Managing Partner, Retinal Consultants of Arizona, Phoenix, AZ 85014, USA.

Published: January 2011

Objective: Newer treatment regimens for age-related macular degeneration have significantly affected traditional and non-traditional retinal services across all types of practice settings around the country as they seek to find a balance among delivering best patient care, keeping operating costs under control, and maintaining profitability.

Design: A systematic retrospective review of a multi-city, multi-physician retinal practice's accounting system to obtain data on revenues, expenses, and profit. Data reviewed were from practice management systems to obtain claims level data on clinical procedures across 7 primary activity centers: non-laser surgery, laser surgery, office visits, optical coherence tomography (OCT), non-OCT diagnostics, drugs and drug injections, and research.
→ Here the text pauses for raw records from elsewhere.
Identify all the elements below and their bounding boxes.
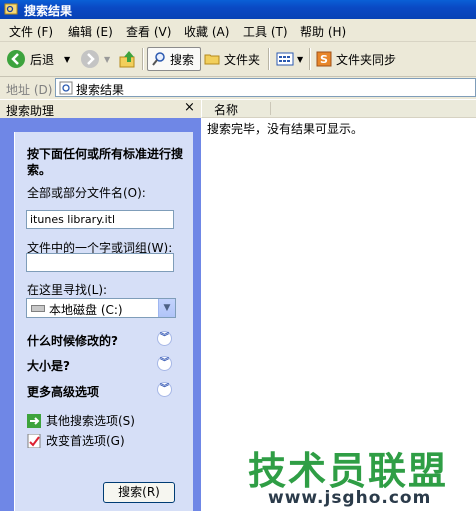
search-window-icon [4, 3, 18, 15]
search-assistant-header: 搜索助理 × [0, 100, 201, 118]
phrase-input[interactable] [26, 253, 174, 272]
search-assistant-pane: 按下面任何或所有标准进行搜索。 全部或部分文件名(O): itunes libr… [0, 118, 201, 511]
toolbar-separator [142, 48, 144, 70]
forward-dropdown-icon[interactable]: ▼ [104, 55, 110, 64]
checklist-icon [27, 433, 41, 448]
back-arrow-icon [7, 50, 25, 68]
column-divider[interactable] [270, 102, 271, 115]
search-results-icon [59, 81, 73, 95]
watermark-url: www.jsgho.com [268, 488, 432, 508]
folder-sync-button[interactable]: S 文件夹同步 [316, 47, 396, 71]
search-label: 搜索 [170, 52, 195, 67]
up-folder-button[interactable] [118, 47, 138, 71]
back-dropdown-icon[interactable]: ▼ [64, 55, 70, 64]
address-label: 地址 (D) [6, 83, 53, 97]
toolbar-separator [309, 48, 311, 70]
search-instructions: 按下面任何或所有标准进行搜索。 [27, 147, 184, 177]
address-value: 搜索结果 [76, 83, 125, 97]
lookin-label: 在这里寻找(L): [27, 283, 108, 297]
other-search-options-label: 其他搜索选项(S) [46, 414, 135, 428]
name-column-header[interactable]: 名称 [201, 100, 476, 118]
search-criteria-card: 按下面任何或所有标准进行搜索。 全部或部分文件名(O): itunes libr… [14, 132, 193, 511]
change-preferences-label: 改变首选项(G) [46, 434, 125, 448]
hard-drive-icon [31, 305, 45, 312]
advanced-options-expander[interactable]: 更多高级选项 [27, 383, 99, 400]
search-button[interactable]: 搜索 [147, 47, 201, 71]
expand-chevron-icon[interactable]: ︾ [157, 331, 172, 346]
views-grid-icon [276, 52, 294, 66]
toolbar-separator [268, 48, 270, 70]
filename-label: 全部或部分文件名(O): [27, 186, 146, 200]
back-button[interactable]: 后退 ▼ [6, 47, 70, 71]
sync-icon: S [316, 51, 332, 67]
views-dropdown-icon[interactable]: ▼ [297, 55, 303, 64]
other-search-options-link[interactable]: 其他搜索选项(S) [27, 412, 135, 429]
folder-sync-label: 文件夹同步 [336, 52, 397, 67]
menu-file[interactable]: 文件 (F) [9, 23, 53, 40]
folders-button[interactable]: 文件夹 [204, 47, 260, 71]
change-preferences-link[interactable]: 改变首选项(G) [27, 432, 125, 449]
toolbar: 后退 ▼ ▼ 搜索 文件夹 ▼ S 文件夹同步 [0, 42, 476, 77]
close-icon[interactable]: × [184, 100, 195, 115]
watermark: 技术员联盟 www.jsgho.com [248, 440, 476, 511]
watermark-text: 技术员联盟 [248, 449, 449, 493]
address-input[interactable]: 搜索结果 [55, 78, 476, 97]
views-button[interactable]: ▼ [276, 47, 303, 71]
lookin-select[interactable]: 本地磁盘 (C:) ▼ [26, 298, 176, 318]
forward-arrow-icon [81, 50, 99, 68]
menu-tools[interactable]: 工具 (T) [243, 23, 288, 40]
name-column-label: 名称 [214, 103, 239, 117]
forward-button[interactable]: ▼ [80, 47, 110, 71]
size-expander[interactable]: 大小是? [27, 357, 70, 374]
search-assistant-title: 搜索助理 [6, 104, 55, 118]
when-modified-expander[interactable]: 什么时候修改的? [27, 332, 118, 349]
filename-input[interactable]: itunes library.itl [26, 210, 174, 229]
menu-view[interactable]: 查看 (V) [126, 23, 171, 40]
lookin-value: 本地磁盘 (C:) [49, 303, 123, 317]
folder-icon [204, 54, 220, 65]
no-results-message: 搜索完毕，没有结果可显示。 [207, 122, 364, 136]
green-arrow-icon [27, 413, 41, 428]
address-bar: 地址 (D) 搜索结果 [0, 77, 476, 99]
window-title: 搜索结果 [24, 4, 73, 18]
chevron-down-icon[interactable]: ▼ [158, 299, 175, 317]
up-folder-icon [119, 51, 135, 68]
expand-chevron-icon[interactable]: ︾ [157, 382, 172, 397]
menu-edit[interactable]: 编辑 (E) [68, 23, 113, 40]
magnifier-icon [152, 52, 165, 66]
title-bar: 搜索结果 [0, 0, 476, 19]
search-submit-button[interactable]: 搜索(R) [103, 482, 175, 503]
menu-favorites[interactable]: 收藏 (A) [184, 23, 229, 40]
expand-chevron-icon[interactable]: ︾ [157, 356, 172, 371]
menu-bar: 文件 (F) 编辑 (E) 查看 (V) 收藏 (A) 工具 (T) 帮助 (H… [0, 19, 476, 42]
svg-text:S: S [320, 53, 328, 66]
folders-label: 文件夹 [224, 52, 261, 67]
menu-help[interactable]: 帮助 (H) [300, 23, 346, 40]
back-label: 后退 [30, 52, 55, 67]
Participants: All treated patients from a retina practice from January 1, 2005, to December 31, 2007.

Methods: Retrospective claims data review from a multi-physician retina practice detailing Current Procedural Terminology and Healthcare Common Procedure Coding System procedures performed and billed, submitted charges, allowed charges, and net collections. Analyses were performed by an outside firm and verified by a risk advisory firm.

Main Outcome Measures: Identifying practice efficiencies/inefficiencies as they relate to patient care.

Results: An elaborate analysis using activity-based costing (ABC) showed that increased office visits and OCT and non-OCT diagnostics had a significant negative impact on the practice's profit margins, whereas surgical procedures contributed to the majority of the practice's profit margins because of the lower operating costs associated with surgery.

Conclusions: The practice was able to accommodate the demand in patient volume, medical retina services, and medical imaging with the advent of anti-vascular endothelial growth factor therapy and realized a seismic shift in operating costs. The practice attempted to deliver state-of-the-art patient care in a cost-effective manner, yet underwent a significant decline in its financial health.